When a supply change occurs, a check is performed to ensure this does not move the supply more than an acceptable range over a period; a period is fixed to be an hour.
The throttling mechanism works as a battery, where, after a large issuance/redemption, the limit recharges linearly to the defined maximum at a defined speed of recharge.
Limits can be defined (for issuance and redemption) in rToken amounts and/or as a percentage of the RToken supply.
Issuance throttle amount
A quantity of RToken that serves as a lower-bound for how much net issuance to allow per hour. This quantity is defined in RToken amounts.
Must be at least 1 whole RToken. Can be set to a very high numer (e.g. 1e48) to effectively disable the issuance throttle.
Issuance throttle rate (%)
A fraction of the RToken supply that indicates how much net issuance to allow per hour.
Can even be set to 0, to solely rely on throttle amount.
Redemption throttle amount
A quantity of RToken that serves as a lower-bound for how much net redemption to allow per hour.
Defined in RToken amounts.
Must be at least 1 whole RToken. Can be set to a very high numer (e.g. 1e48) to effectively disable the redemption throttle.
Redemption throttle rate (%)
A fraction of the RToken supply that indicates how much net redemption to allow per hour.
Can be 0 to solely rely on the throttle amount.
Long freeze duration(s)
The number of seconds a long freeze lasts.
Long freezes can be disabled by removing all addresses associated to the role.
The unstaking delay is the number of seconds that all RSR unstakings must be delayed in order to account for stakers trying to frontrun defaults.
In the case of a collateral token default, RSR holders are not given a choice as to whether their RSR is used to cover the default, since selfish anonymous actors would often choose not to follow through. So, there must be a delay when withdrawing RSR from the staking contract.
In practice, whenever an RSR staker chooses to withdraw their RSR, they must submit a transaction, wait X amount of time, and then submit another transaction to complete the withdrawal. During the waiting period, their RSR continues to be subject to forfeiture in the case of a collateral token default, but stops earning its pro-rata share of the RToken’s revenue.
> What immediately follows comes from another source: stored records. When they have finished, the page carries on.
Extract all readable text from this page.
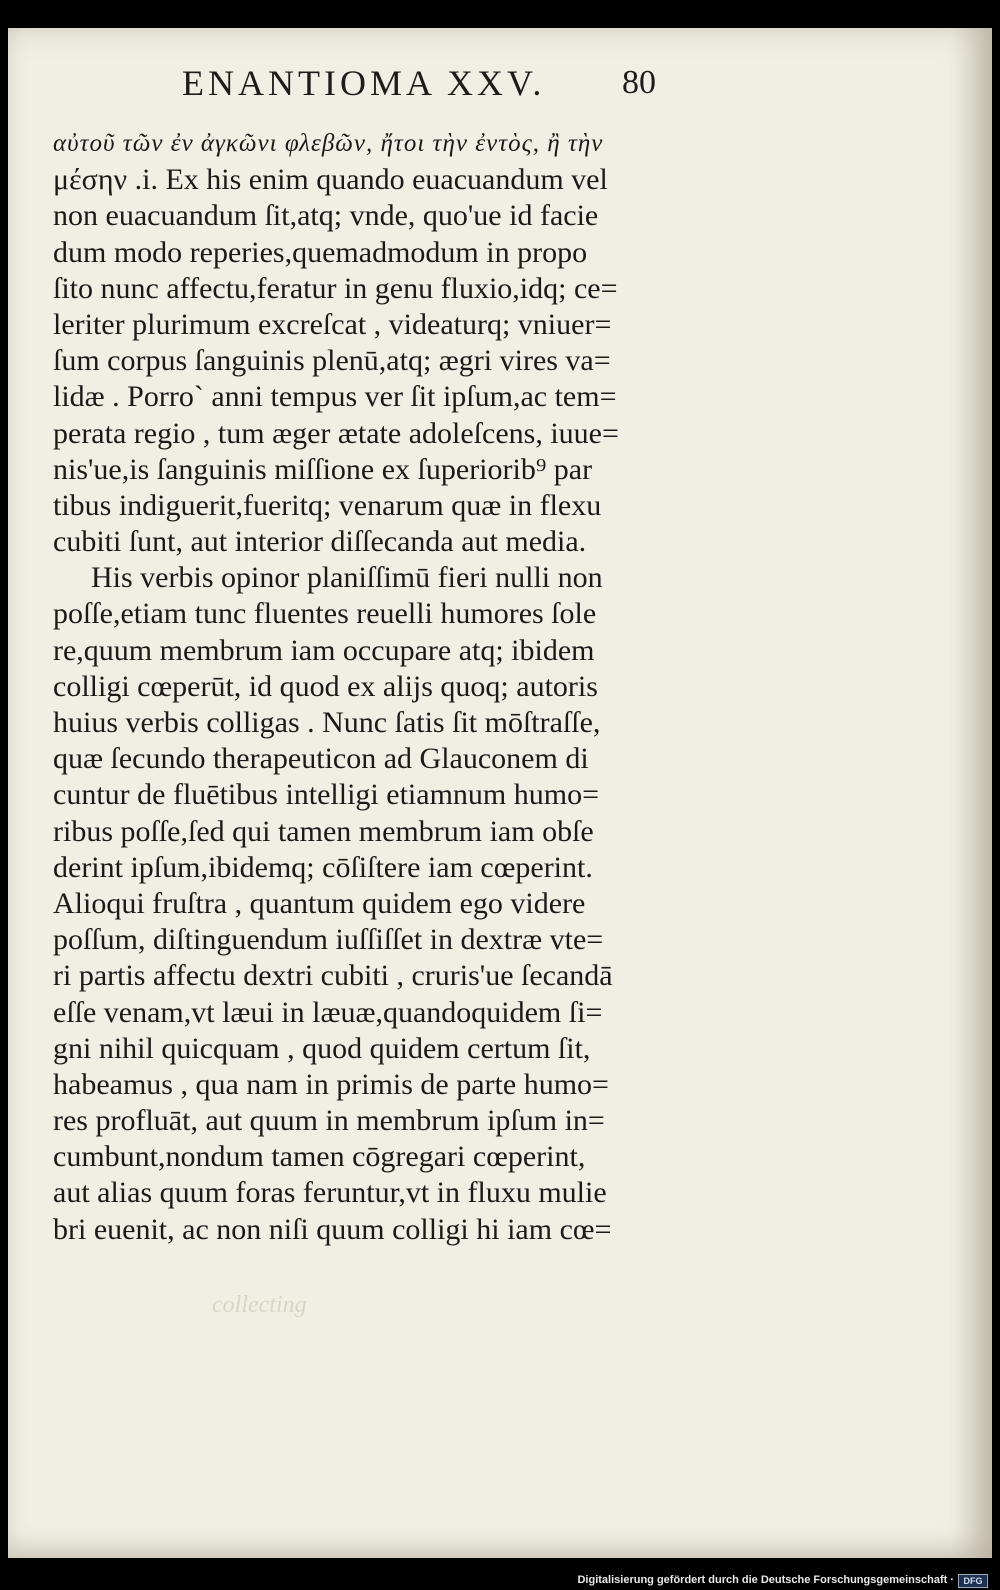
ENANTIOMA XXV.	80
αὐτοῦ τῶν ἐν ἀγκῶνι φλεβῶν, ἤτοι τὴν ἐντὸς, ἢ τὴν
μέσην .i. Ex his enim quando euacuandum vel
non euacuandum ſit,atq; vnde, quo'ue id facie
dum modo reperies,quemadmodum in propo
ſito nunc affectu,feratur in genu fluxio,idq; ce=
leriter plurimum excreſcat , videaturq; vniuer=
ſum corpus ſanguinis plenū,atq; ægri vires va=
lidæ . Porro` anni tempus ver ſit ipſum,ac tem=
perata regio , tum æger ætate adoleſcens, iuue=
nis'ue,is ſanguinis miſſione ex ſuperiorib⁹ par
tibus indiguerit,fueritq; venarum quæ in flexu
cubiti ſunt, aut interior diſſecanda aut media.
His verbis opinor planiſſimū fieri nulli non
poſſe,etiam tunc fluentes reuelli humores ſole
re,quum membrum iam occupare atq; ibidem
colligi cœperūt, id quod ex aliјs quoq; autoris
huius verbis colligas . Nunc ſatis ſit mōſtraſſe,
quæ ſecundo therapeuticon ad Glauconem di
cuntur de fluētibus intelligi etiamnum humo=
ribus poſſe,ſed qui tamen membrum iam obſe
derint ipſum,ibidemq; cōſiſtere iam cœperint.
Alioqui fruſtra , quantum quidem ego videre
poſſum, diſtinguendum iuſſiſſet in dextræ vte=
ri partis affectu dextri cubiti , cruris'ue ſecandā
eſſe venam,vt læui in læuæ,quandoquidem ſi=
gni nihil quicquam , quod quidem certum ſit,
habeamus , qua nam in primis de parte humo=
res profluāt, aut quum in membrum ipſum in=
cumbunt,nondum tamen cōgregari cœperint,
aut alias quum foras feruntur,vt in fluxu mulie
bri euenit, ac non niſi quum colligi hi iam cœ=
collecting
Digitalisierung gefördert durch die Deutsche Forschungsgemeinschaft ·	DFG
The goal of this delay is to make it so that at any point in time, staked RSR that has not had a withdrawal transaction initiated is at least X time away from being withdrawn.
Reward ratio (decimals)
The reward ratio is the percentage of the current reward amount that should be handed out per block.
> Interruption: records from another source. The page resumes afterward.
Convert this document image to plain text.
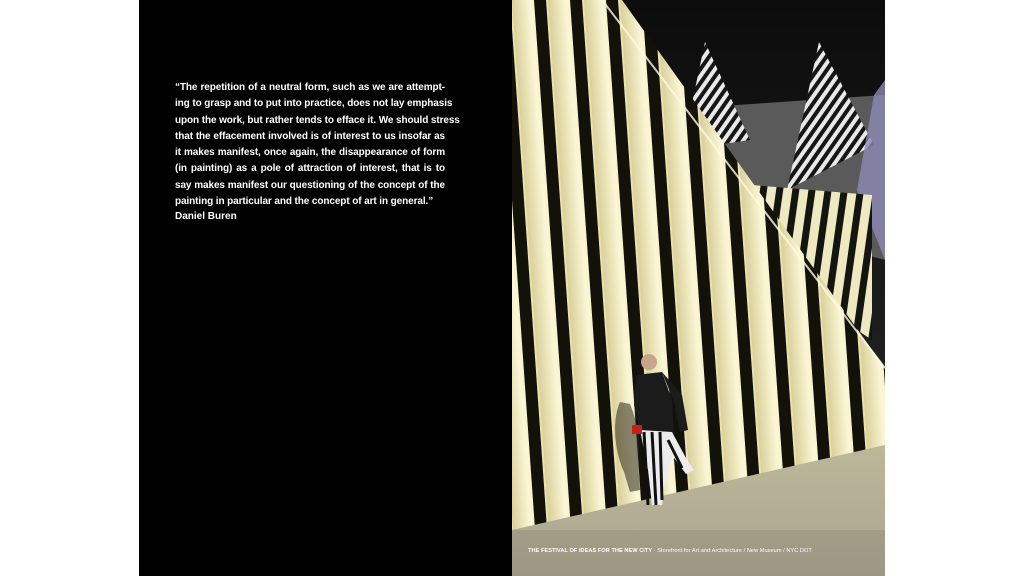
“The repetition of a neutral form, such as we are attempt-
ing to grasp and to put into practice, does not lay emphasis
upon the work, but rather tends to efface it. We should stress
that the effacement involved is of interest to us insofar as
it makes manifest, once again, the disappearance of form
(in painting) as a pole of attraction of interest, that is to
say makes manifest our questioning of the concept of the
painting in particular and the concept of art in general.”
Daniel Buren
THE FESTIVAL OF IDEAS FOR THE NEW CITY · Storefront for Art and Architecture / New Museum / NYC DOT
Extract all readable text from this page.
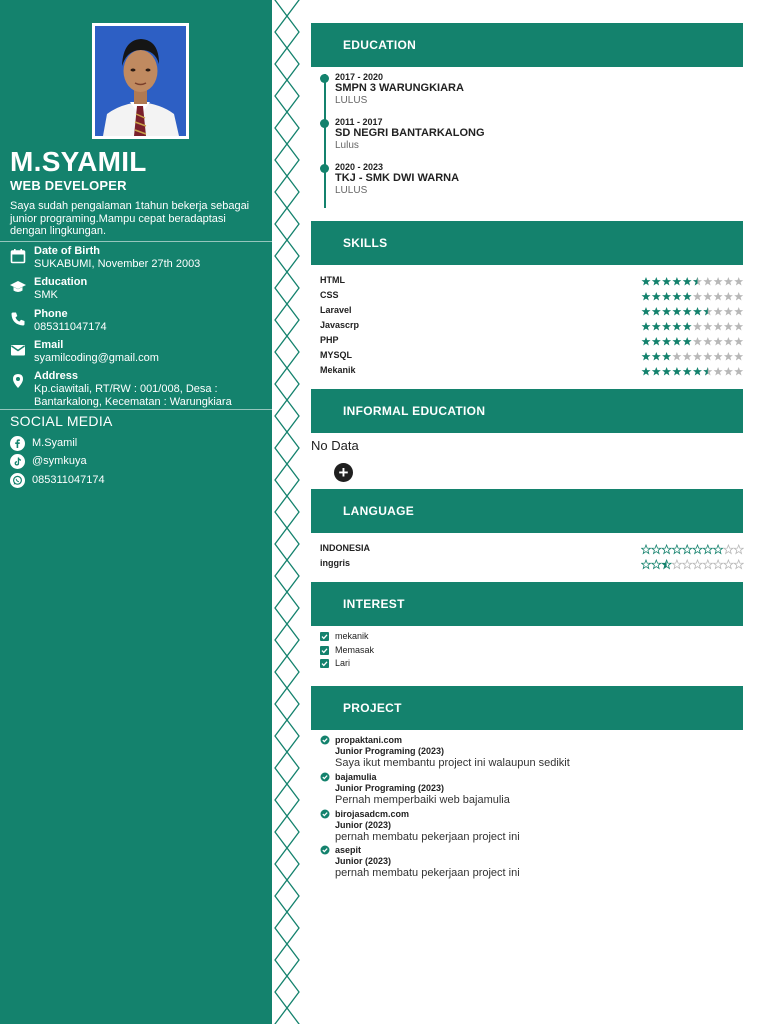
M.SYAMIL
WEB DEVELOPER
Saya sudah pengalaman 1tahun bekerja sebagai junior programing.Mampu cepat beradaptasi dengan lingkungan.
Date of Birth
SUKABUMI, November 27th 2003
Education
SMK
Phone
085311047174
Email
syamilcoding@gmail.com
Address
Kp.ciawitali, RT/RW : 001/008, Desa : Bantarkalong, Kecematan : Warungkiara
SOCIAL MEDIA
M.Syamil
@symkuya
085311047174
EDUCATION
2017 - 2020
SMPN 3 WARUNGKIARA
LULUS
2011 - 2017
SD NEGRI BANTARKALONG
Lulus
2020 - 2023
TKJ - SMK DWI WARNA
LULUS
SKILLS
HTML
CSS
Laravel
Javascrp
PHP
MYSQL
Mekanik
INFORMAL EDUCATION
No Data
+
LANGUAGE
INDONESIA
inggris
INTEREST
mekanik
Memasak
Lari
PROJECT
propaktani.com
Junior Programing (2023)
Saya ikut membantu project ini walaupun sedikit
bajamulia
Junior Programing (2023)
Pernah memperbaiki web bajamulia
birojasadcm.com
Junior (2023)
pernah membatu pekerjaan project ini
asepit
Junior (2023)
pernah membatu pekerjaan project ini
Default value: 3209014700000 = a half life of 30 days at a period of 12s.
Mainnet reasonable range: 1e11 to 1e13
Use cases of RTokens
The RToken platform is a tool to aggregate relatively stable assets together to create basket-backed stablecoins. Our intention in the long term is to facilitate the creation of an asset-backed currency that is independent of fiat monetary systems. We envision this becoming possible once enough asset types are tokenized.
We are laying the groundwork early, as not many assets are tokenized yet. Today, the main use-cases we see are (1) a more decentralized USD-backed coin, which reduces dependence on any one fiatcoin issuer, and (2) a single simple USD-based coin that packages the yield of DeFi protocols.
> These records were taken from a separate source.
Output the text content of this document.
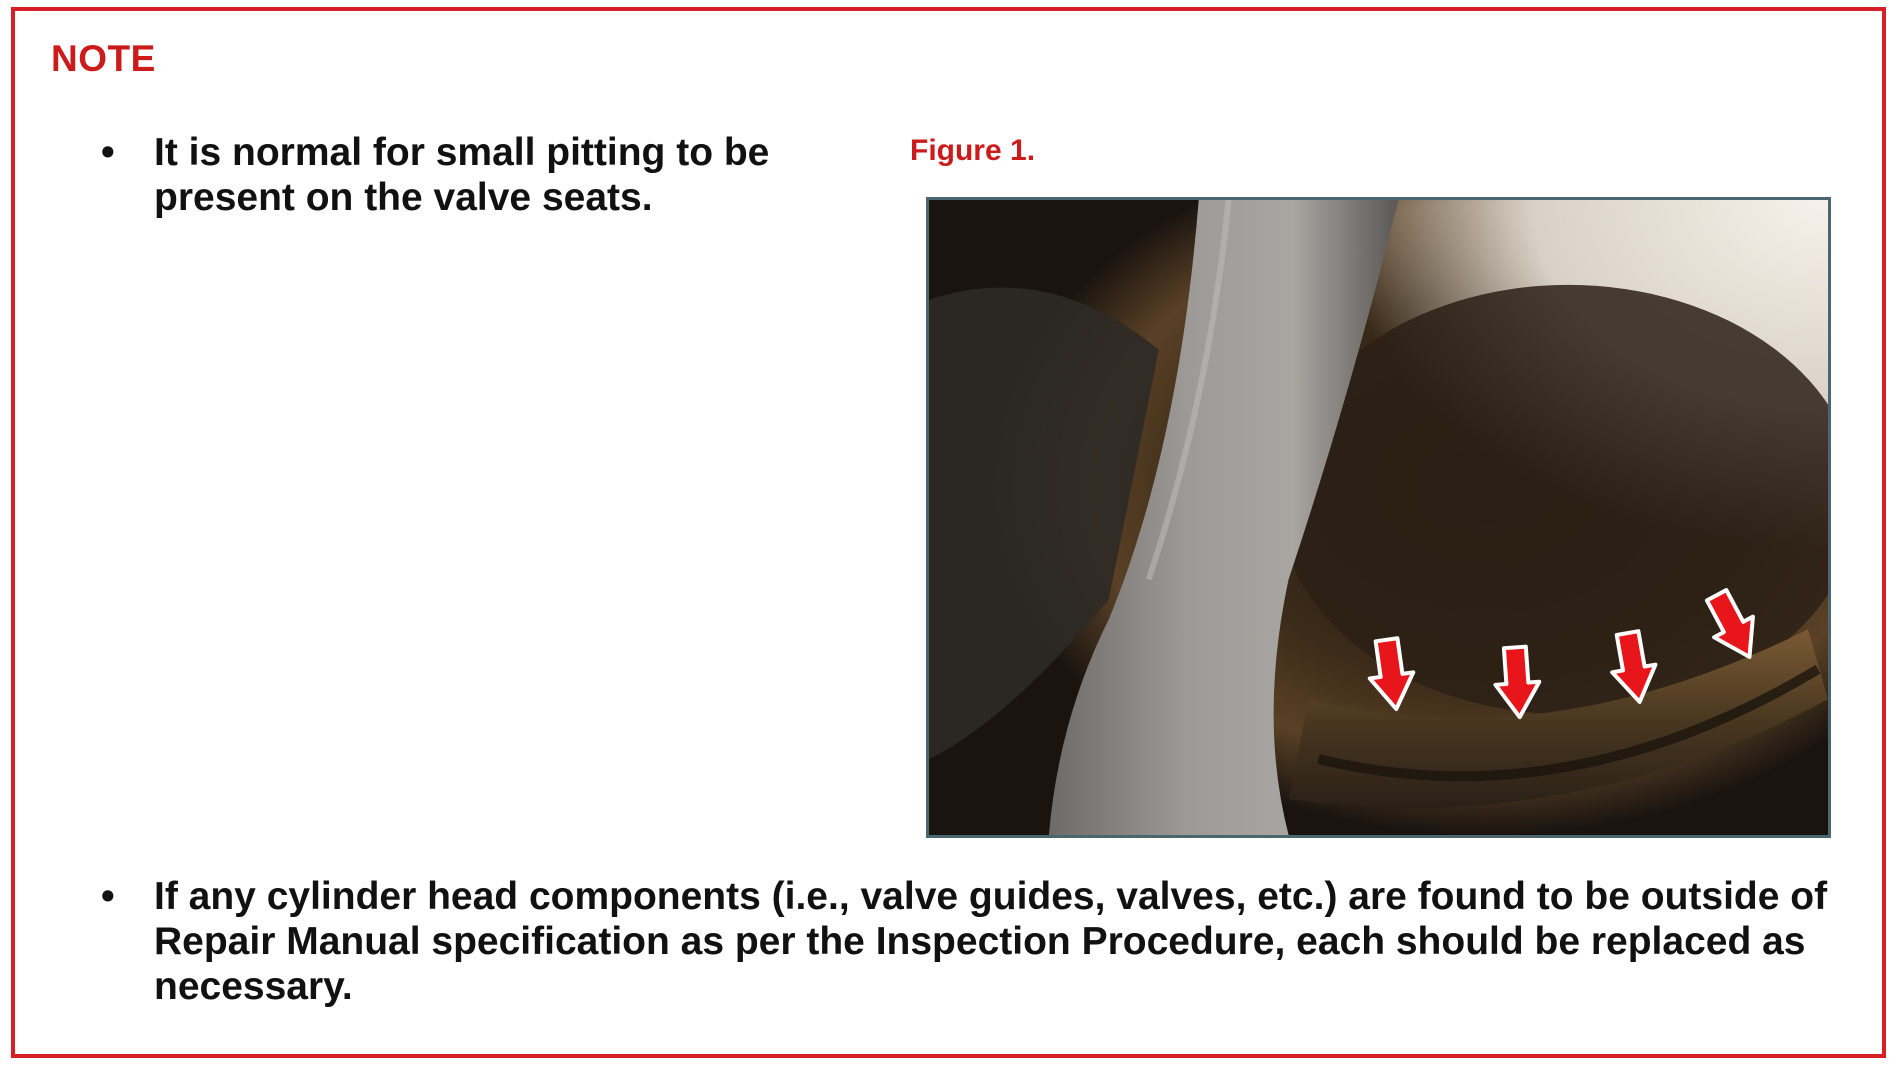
NOTE
•	It is normal for small pitting to be present on the valve seats.

Figure 1.

•	If any cylinder head components (i.e., valve guides, valves, etc.) are found to be outside of Repair Manual specification as per the Inspection Procedure, each should be replaced as necessary.
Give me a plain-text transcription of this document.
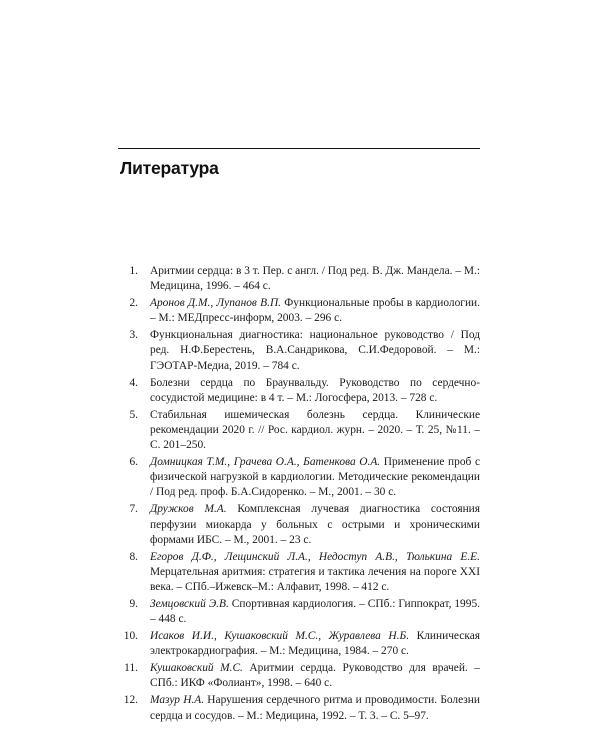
Литература
1. Аритмии сердца: в 3 т. Пер. с англ. / Под ред. В. Дж. Мандела. – М.: Медицина, 1996. – 464 с.
2. Аронов Д.М., Лупанов В.П. Функциональные пробы в кардиологии. – М.: МЕДпресс-информ, 2003. – 296 с.
3. Функциональная диагностика: национальное руководство / Под ред. Н.Ф.Берестень, В.А.Сандрикова, С.И.Федоровой. – М.: ГЭОТАР-Медиа, 2019. – 784 с.
4. Болезни сердца по Браунвальду. Руководство по сердечно-сосудистой медицине: в 4 т. – М.: Логосфера, 2013. – 728 с.
5. Стабильная ишемическая болезнь сердца. Клинические рекомендации 2020 г. // Рос. кардиол. журн. – 2020. – Т. 25, №11. – С. 201–250.
6. Домницкая Т.М., Грачева О.А., Батенкова О.А. Применение проб с физической нагрузкой в кардиологии. Методические рекомендации / Под ред. проф. Б.А.Сидоренко. – М., 2001. – 30 с.
7. Дружков М.А. Комплексная лучевая диагностика состояния перфузии миокарда у больных с острыми и хроническими формами ИБС. – М., 2001. – 23 с.
8. Егоров Д.Ф., Лещинский Л.А., Недоступ А.В., Тюлькина Е.Е. Мерцательная аритмия: стратегия и тактика лечения на пороге XXI века. – СПб.–Ижевск–М.: Алфавит, 1998. – 412 с.
9. Земцовский Э.В. Спортивная кардиология. – СПб.: Гиппократ, 1995. – 448 с.
10. Исаков И.И., Кушаковский М.С., Журавлева Н.Б. Клиническая электрокардиография. – М.: Медицина, 1984. – 270 с.
11. Кушаковский М.С. Аритмии сердца. Руководство для врачей. – СПб.: ИКФ «Фолиант», 1998. – 640 с.
12. Мазур Н.А. Нарушения сердечного ритма и проводимости. Болезни сердца и сосудов. – М.: Медицина, 1992. – Т. 3. – С. 5–97.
The main purpose of allowing and encouraging many RTokens is so that open exploration and competition can lead to the discovery of the best type of basket and governance system. There's a lot to explore, and it's better not to keep that under the control of the initial founding team. That said, we still anticipate a single dominant RToken emerging over time through that evolutionary process, and we think consolidation into one or two dominant options is a good thing, since simplicity and ubiquity are important for an asset to really be a currency.
We also can imagine fintech companies using the protocol to launch their own branded basket-backed stablecoins, though this wasn't the central intent of opening up the platform.
We don't expect lots of RTokens to be created right after protocol launch. Rather, we think that if one or two RTokens become large and known, that will inspire the creation of more over time.